One plan does. The dtac-network plan bundles 50 GB, 100 minutes of local calls to any Thai network and a 15-baht call credit for $9.90, valid 10 days — verified at the live store on 2026-07-18. Thailand is one of the few Airalo markets with any voice option; the Maew-In plans on True and AIS are data-only with no Thai number.
Is an eSIM cheaper than roaming in Thailand?
Yes, by roughly 16 times. US carrier day-passes (Verizon TravelPass, AT&T International Day Pass) run about $12 a day — roughly $168 over two weeks. Airalo's 10 GB/15-day Thailand plan costs $10.50, and the 50 GB + calls dtac plan costs $9.90 for 10 days. Even the throttled unlimited plans, at $9.50 to $49, undercut a single week of roaming.
Does a Thailand eSIM support tethering?
Airalo's Thailand data plans allow hotspot use, but check the plan's data-sharing line before you pay — Airalo sets tethering per plan, not company-wide. The remote-work catch: unlimited plans throttle to 1 Mbps after 3 GB a day, which makes hotspot workdays unworkable. Tether from a capped plan — the 50 GB/30-day at $27.50 runs full speed throughout. Holafly restricts hotspot use entirely.
Sources
- Airalo Thailand store — all 19 plan prices from the Airalo feed as of 2026-07-18. The $9.90 dtac 50 GB plan, the $27.50 50 GB plan, the "True & AIS" / "dtac" network statements and the "1 Mbps after 3 GB usage per day" fair-use wording were verified on the live plan pages the same day.
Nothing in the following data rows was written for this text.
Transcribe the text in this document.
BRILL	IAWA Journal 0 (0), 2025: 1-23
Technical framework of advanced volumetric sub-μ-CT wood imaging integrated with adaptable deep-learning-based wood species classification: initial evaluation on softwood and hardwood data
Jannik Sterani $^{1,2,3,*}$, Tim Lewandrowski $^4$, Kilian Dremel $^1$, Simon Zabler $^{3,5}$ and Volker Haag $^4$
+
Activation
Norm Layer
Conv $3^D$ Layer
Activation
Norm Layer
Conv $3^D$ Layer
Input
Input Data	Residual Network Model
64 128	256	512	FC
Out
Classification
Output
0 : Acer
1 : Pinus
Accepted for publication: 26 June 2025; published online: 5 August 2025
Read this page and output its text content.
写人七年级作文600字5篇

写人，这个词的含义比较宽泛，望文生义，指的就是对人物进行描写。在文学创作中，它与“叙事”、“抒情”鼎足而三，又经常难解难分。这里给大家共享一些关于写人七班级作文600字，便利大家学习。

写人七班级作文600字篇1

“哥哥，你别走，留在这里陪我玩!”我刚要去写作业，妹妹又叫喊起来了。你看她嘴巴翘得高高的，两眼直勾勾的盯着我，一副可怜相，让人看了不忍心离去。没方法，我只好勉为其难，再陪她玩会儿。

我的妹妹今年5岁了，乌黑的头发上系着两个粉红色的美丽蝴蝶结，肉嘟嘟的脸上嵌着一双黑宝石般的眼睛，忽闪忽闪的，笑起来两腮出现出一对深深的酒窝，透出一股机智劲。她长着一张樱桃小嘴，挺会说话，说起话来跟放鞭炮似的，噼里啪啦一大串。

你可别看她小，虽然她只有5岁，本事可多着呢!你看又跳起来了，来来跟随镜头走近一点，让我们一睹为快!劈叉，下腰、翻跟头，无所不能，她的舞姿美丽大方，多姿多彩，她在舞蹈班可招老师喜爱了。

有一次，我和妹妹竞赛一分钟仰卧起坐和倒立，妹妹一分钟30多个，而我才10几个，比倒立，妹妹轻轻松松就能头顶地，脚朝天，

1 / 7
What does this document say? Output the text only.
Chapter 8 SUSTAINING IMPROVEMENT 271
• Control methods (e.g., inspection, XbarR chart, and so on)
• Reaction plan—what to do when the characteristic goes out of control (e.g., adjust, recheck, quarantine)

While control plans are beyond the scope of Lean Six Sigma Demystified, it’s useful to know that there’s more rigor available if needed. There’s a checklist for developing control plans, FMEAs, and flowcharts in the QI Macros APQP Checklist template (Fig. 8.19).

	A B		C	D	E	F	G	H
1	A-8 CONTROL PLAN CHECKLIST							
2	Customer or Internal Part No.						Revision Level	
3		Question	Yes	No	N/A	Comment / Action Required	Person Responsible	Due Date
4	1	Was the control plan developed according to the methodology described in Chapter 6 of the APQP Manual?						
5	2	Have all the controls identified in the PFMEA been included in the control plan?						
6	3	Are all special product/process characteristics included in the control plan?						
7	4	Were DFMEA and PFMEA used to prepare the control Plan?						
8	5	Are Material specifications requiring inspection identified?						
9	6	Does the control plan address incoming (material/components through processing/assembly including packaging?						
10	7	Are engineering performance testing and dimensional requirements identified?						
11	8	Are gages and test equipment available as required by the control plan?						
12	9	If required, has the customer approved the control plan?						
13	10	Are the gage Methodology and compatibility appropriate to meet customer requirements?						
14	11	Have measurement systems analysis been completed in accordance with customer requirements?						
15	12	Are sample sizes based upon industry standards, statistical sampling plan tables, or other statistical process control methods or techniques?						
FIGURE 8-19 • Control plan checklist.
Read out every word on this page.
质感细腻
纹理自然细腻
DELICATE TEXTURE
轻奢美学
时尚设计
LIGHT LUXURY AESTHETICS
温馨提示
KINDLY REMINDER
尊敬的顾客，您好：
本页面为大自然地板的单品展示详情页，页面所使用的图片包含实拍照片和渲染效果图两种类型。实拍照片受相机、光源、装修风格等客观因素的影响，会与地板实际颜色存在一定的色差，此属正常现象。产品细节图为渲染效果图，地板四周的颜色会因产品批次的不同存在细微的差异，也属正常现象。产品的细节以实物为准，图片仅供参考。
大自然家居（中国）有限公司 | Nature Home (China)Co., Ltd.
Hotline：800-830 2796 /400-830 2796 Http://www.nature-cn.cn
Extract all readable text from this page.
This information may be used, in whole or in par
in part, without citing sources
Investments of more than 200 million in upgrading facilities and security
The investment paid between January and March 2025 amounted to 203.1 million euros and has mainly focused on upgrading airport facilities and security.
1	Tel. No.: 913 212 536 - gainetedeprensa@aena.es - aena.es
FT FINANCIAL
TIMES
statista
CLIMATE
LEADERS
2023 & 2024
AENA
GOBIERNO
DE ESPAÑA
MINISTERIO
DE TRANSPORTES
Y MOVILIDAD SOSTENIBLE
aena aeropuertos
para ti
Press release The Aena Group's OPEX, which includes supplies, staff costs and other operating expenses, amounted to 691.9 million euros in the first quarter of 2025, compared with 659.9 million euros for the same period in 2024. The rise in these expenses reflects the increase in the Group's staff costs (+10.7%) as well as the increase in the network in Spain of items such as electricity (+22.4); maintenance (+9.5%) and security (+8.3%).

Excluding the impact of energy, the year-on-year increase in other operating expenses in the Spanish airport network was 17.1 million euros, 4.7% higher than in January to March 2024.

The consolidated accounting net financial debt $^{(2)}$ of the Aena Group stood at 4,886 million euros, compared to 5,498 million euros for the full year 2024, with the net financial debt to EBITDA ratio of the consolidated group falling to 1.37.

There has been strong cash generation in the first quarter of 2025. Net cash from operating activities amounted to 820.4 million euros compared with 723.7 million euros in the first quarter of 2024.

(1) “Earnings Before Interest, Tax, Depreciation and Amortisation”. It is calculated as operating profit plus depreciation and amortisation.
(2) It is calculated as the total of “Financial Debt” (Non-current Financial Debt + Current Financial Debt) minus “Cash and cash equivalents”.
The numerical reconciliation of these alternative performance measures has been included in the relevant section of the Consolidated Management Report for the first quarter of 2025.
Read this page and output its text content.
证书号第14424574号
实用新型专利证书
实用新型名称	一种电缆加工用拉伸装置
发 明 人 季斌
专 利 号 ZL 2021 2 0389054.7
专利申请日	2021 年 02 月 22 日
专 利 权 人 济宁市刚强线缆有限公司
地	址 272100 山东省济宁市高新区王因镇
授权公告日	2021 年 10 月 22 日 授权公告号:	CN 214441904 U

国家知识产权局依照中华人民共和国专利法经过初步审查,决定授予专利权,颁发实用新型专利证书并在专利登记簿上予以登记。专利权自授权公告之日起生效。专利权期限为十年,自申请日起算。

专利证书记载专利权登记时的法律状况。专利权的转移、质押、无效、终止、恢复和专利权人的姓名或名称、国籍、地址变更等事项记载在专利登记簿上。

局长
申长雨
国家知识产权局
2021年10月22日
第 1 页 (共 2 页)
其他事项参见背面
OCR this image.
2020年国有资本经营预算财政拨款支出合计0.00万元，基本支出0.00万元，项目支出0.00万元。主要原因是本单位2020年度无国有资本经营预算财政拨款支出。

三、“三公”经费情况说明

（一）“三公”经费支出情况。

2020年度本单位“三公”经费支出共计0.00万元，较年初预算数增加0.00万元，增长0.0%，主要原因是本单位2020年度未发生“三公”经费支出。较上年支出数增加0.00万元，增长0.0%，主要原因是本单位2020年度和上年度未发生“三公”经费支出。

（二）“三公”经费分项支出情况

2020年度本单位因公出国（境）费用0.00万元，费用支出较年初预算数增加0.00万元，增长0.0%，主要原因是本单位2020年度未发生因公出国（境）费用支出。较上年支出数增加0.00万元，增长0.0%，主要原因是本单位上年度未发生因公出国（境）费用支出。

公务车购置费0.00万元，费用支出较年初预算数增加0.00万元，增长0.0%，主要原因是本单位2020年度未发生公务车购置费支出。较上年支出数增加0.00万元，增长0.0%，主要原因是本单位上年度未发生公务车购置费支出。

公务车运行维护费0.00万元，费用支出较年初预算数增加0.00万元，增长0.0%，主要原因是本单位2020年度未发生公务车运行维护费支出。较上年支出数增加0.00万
Confirm live before buying.
- Reddit r/Airalo, r/BaliTravelTips, r/eSIMs, r/travel — first-person Thailand and Asia eSIM trip reports (2024–2026), including the voice-plan rarity note and the multi-country Asia routing case, and an Airalo failure-and-fallback report.
- esimdb Thailand listings for the rival-plan landscape (Holafly, Saily, Nomad eSIM); Holafly figures ($69/30d, ~90 GB/month fair-use cap, hotspot restriction) per our Holafly review, checked July 2026.